もともとアメリカで自殺の可能性は増加させないけれども、それに向かう行動を増加させるという見解が示され、米国の食品医薬品局が2004年に自殺関連事象につながる可能性のある抗うつ薬による中枢刺激様症状を「賦活症候群(activation syndrome)」というふうに表記しました。
賦活された状態になると衝動性のコントロールが不良となり、対人関係や社会生活上の様々な問題が生じて、病状も不安定になるため、あたかも人格障害のような行動異常が目立つようになることがあります。
そのため、賦活症候群を示した患者が境界性人格障害と誤診されることもあったようです。
賦活症候群の生物学的なメカニズムもまだわかっておりませんが、SSRI投与初期のセロトニンの再取り込みによって、特に不安や焦燥に関しては、脳内のセロトニン受容体の刺激の関与がこういった衝動性、あるいは不安などに関係しているのではないかと考えられています。
以上より、選択肢④は正しいと判断できます。
『⑤起立性低血圧』
抗うつ薬には古くからある三環系および四環系抗うつ薬と、比較的新しいとされるSSRIなどの抗うつ薬があります。
起立性低血圧は、主に三環系抗うつ薬の副作用として知られているものです。
イミプラミン塩酸塩(例:トフラニール;三環系)、マプロチリン塩酸塩(例:ルジオミール;四環系)などで見られる副作用としては、抗コリン作用や起立性低血圧などがあります。
(起立性低血圧は、主に三環系抗うつ薬に多いとされています)
抗コリン作用とは、アセチルコリンがアセチルコリン受容体に結合するのを阻害する作用を指し、便秘、口の渇き、胃部不快感等といった神経症状が代表的です。
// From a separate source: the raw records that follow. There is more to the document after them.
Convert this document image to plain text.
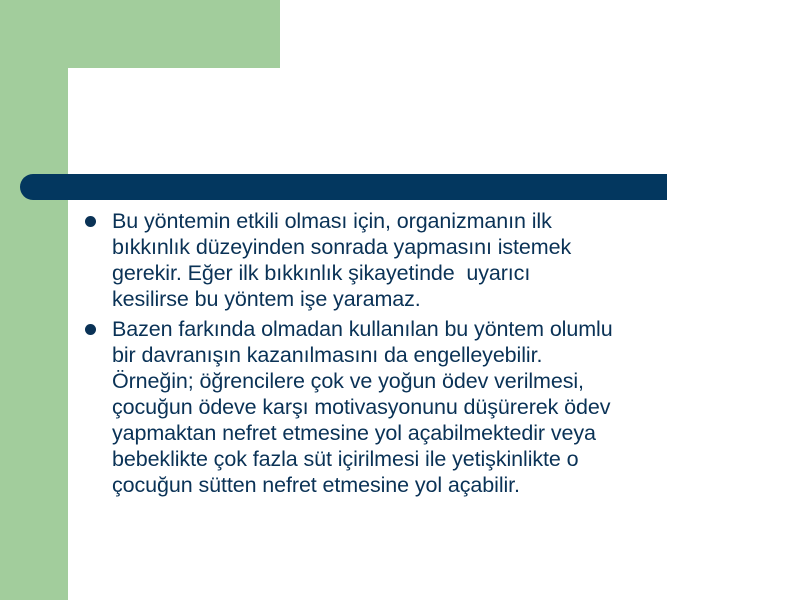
Bu yöntemin etkili olması için, organizmanın ilk
bıkkınlık düzeyinden sonrada yapmasını istemek
gerekir. Eğer ilk bıkkınlık şikayetinde  uyarıcı
kesilirse bu yöntem işe yaramaz.
Bazen farkında olmadan kullanılan bu yöntem olumlu
bir davranışın kazanılmasını da engelleyebilir.
Örneğin; öğrencilere çok ve yoğun ödev verilmesi,
çocuğun ödeve karşı motivasyonunu düşürerek ödev
yapmaktan nefret etmesine yol açabilmektedir veya
bebeklikte çok fazla süt içirilmesi ile yetişkinlikte o
çocuğun sütten nefret etmesine yol açabilir.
臨床心理士資格試験の過去問で、上記の「便秘」を「下痢」と書いて正誤を問う問題がありました(私の記憶が確かならば)。
起立性低血圧とは、急に立ち上がったときや長時間立ち続けていると立ちくらみ・めまいなどを起こす状態のことを指します。
症候性(病気の症候として現れる)と薬剤性(何らかの薬剤の副作用として現れる)があるとされています。
起立性低血圧はアドレナリンα1受容体(血管収縮、瞳孔散大、立毛、前立腺収縮などに関与する)との親和性に相関があるとされています。
アドレナリンα1受容体遮断作用によって、起立性低血圧が生じるということですね。
すなわち、起立性低血圧はSSRIではなく、三環系抗うつ薬の副作用と言えます。
よって、選択肢⑤は誤りと判断できます。